The Ashcan School painter John Sloan (1871–1951) was preoccupied with the New York City rooftop perhaps more than any other American artist in the first half of the twentieth century. This setting factors in some of his most iconic and celebrated works, many of which focus on immigrant and working-class subjects. “These wonderful roofs of New York City bring me all humanity,” as Sloan was quoted in 1919. “It is all the world.”
This loan exhibition offers an in-depth examination of Sloan’s decades-long fascination with the life of the urban rooftop with nearly thirty of his paintings, prints, and drawings.

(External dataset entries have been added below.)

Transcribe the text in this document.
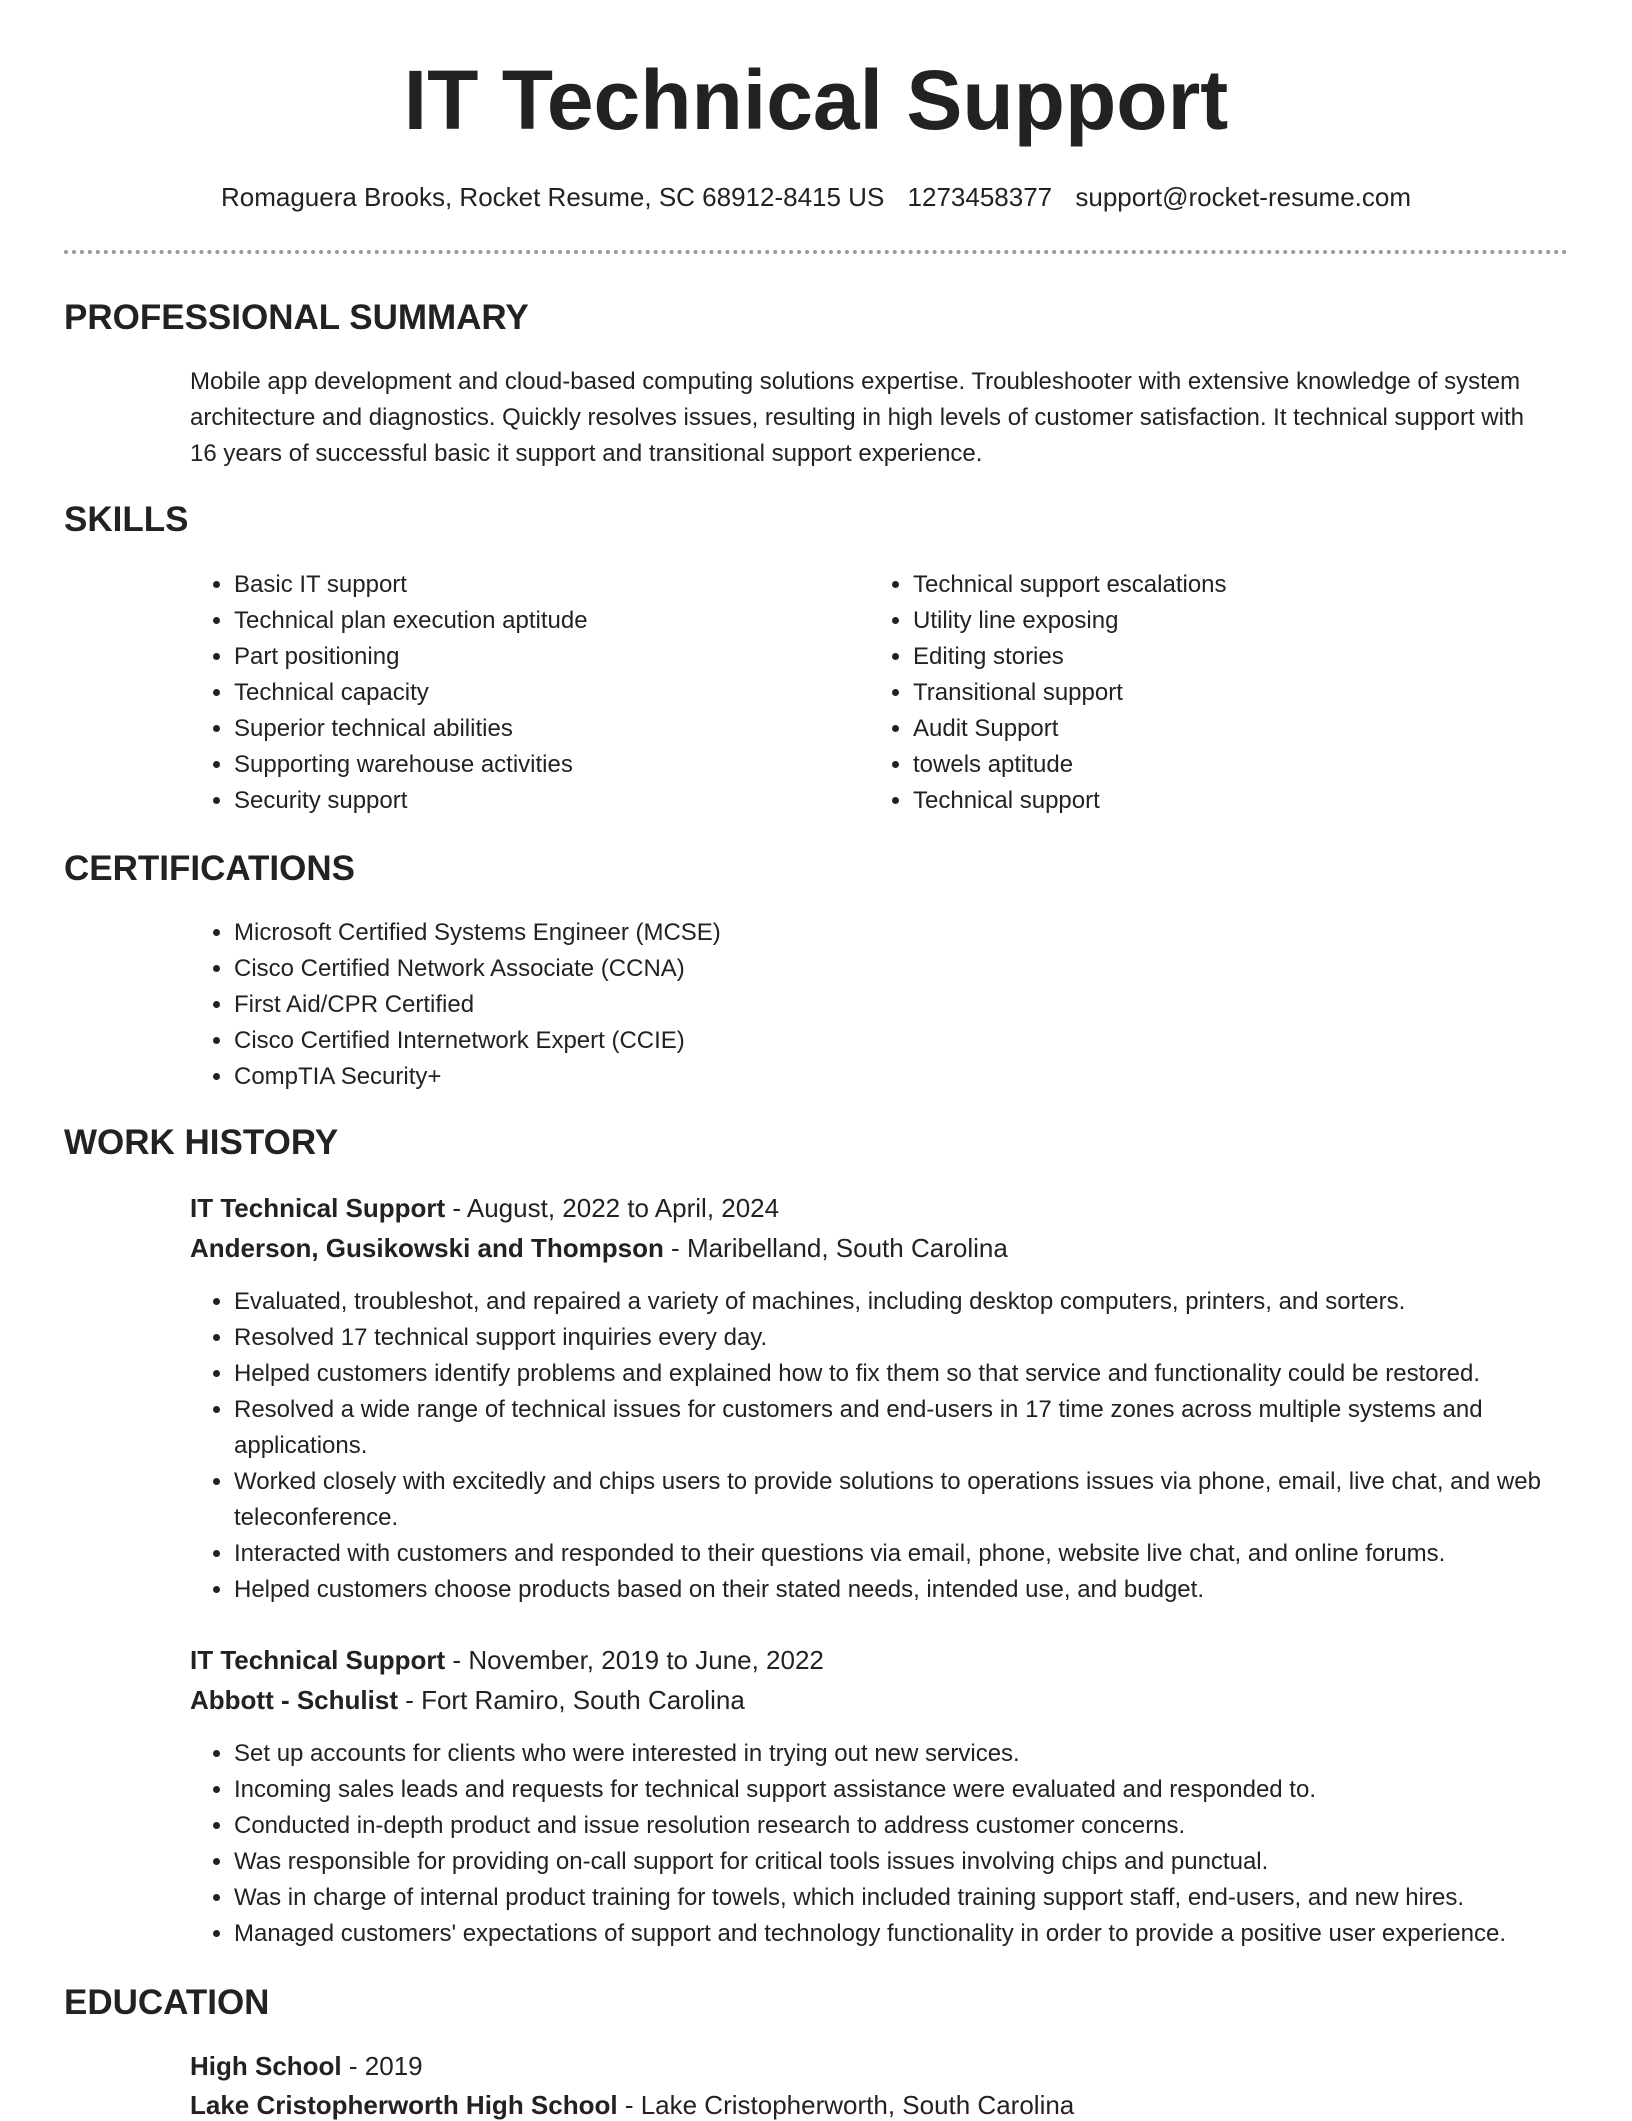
IT Technical Support
Romaguera Brooks, Rocket Resume, SC 68912-8415 US 1273458377 support@rocket-resume.com
PROFESSIONAL SUMMARY
Mobile app development and cloud-based computing solutions expertise. Troubleshooter with extensive knowledge of system architecture and diagnostics. Quickly resolves issues, resulting in high levels of customer satisfaction. It technical support with 16 years of successful basic it support and transitional support experience.
SKILLS
• Basic IT support
• Technical plan execution aptitude
• Part positioning
• Technical capacity
• Superior technical abilities
• Supporting warehouse activities
• Security support
• Technical support escalations
• Utility line exposing
• Editing stories
• Transitional support
• Audit Support
• towels aptitude
• Technical support
CERTIFICATIONS
• Microsoft Certified Systems Engineer (MCSE)
• Cisco Certified Network Associate (CCNA)
• First Aid/CPR Certified
• Cisco Certified Internetwork Expert (CCIE)
• CompTIA Security+
WORK HISTORY
IT Technical Support - August, 2022 to April, 2024
Anderson, Gusikowski and Thompson - Maribelland, South Carolina
• Evaluated, troubleshot, and repaired a variety of machines, including desktop computers, printers, and sorters.
• Resolved 17 technical support inquiries every day.
• Helped customers identify problems and explained how to fix them so that service and functionality could be restored.
• Resolved a wide range of technical issues for customers and end-users in 17 time zones across multiple systems and applications.
• Worked closely with excitedly and chips users to provide solutions to operations issues via phone, email, live chat, and web teleconference.
• Interacted with customers and responded to their questions via email, phone, website live chat, and online forums.
• Helped customers choose products based on their stated needs, intended use, and budget.
IT Technical Support - November, 2019 to June, 2022
Abbott - Schulist - Fort Ramiro, South Carolina
• Set up accounts for clients who were interested in trying out new services.
• Incoming sales leads and requests for technical support assistance were evaluated and responded to.
• Conducted in-depth product and issue resolution research to address customer concerns.
• Was responsible for providing on-call support for critical tools issues involving chips and punctual.
• Was in charge of internal product training for towels, which included training support staff, end-users, and new hires.
• Managed customers' expectations of support and technology functionality in order to provide a positive user experience.
EDUCATION
High School - 2019
Lake Cristopherworth High School - Lake Cristopherworth, South Carolina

Louis Ribak, Manhattan Rooftops, c. 1930, oil on canvas, 30 x 24 inches. Palmer Museum of Art, Gift of Steven and Stephanie Wasser, 2017.102
The exhibition expands on the visual culture of “the city above the city” by featuring thirty additional works from more than a dozen notable contemporaries of Sloan. The changing fabric of the metropolis enabled new aesthetic and leisure possibilities up high, such as the roof garden entertainments painted by William Glackens and Charles Hoffbauer just after the turn of the century.
Cecil Bell, Reginald Marsh, and Louis Ribak studied with Sloan and later depicted varied rooftop locales in the 1930s. Nocturnal scenes by printmakers Martin Lewis and Armin Landeck, candid photographs by Walter Rosenblum and Weegee, and surrealist-inflected paintings by George Ault and Hughie Lee-Smith are among the assorted examples complementing and contextualizing the story of Sloan’s sustained interest in rooftop spaces.
John Sloan, Red Kimono on the Roof, 1912, oil on canvas, 24 x 20 inches. Indianapolis Museum of Art, James E. Roberts Fund, 54.55.
From the Rooftops, which is organized by the Palmer Museum of Art of The Pennsylvania State University, University Park, PA, is accompanied by a publication.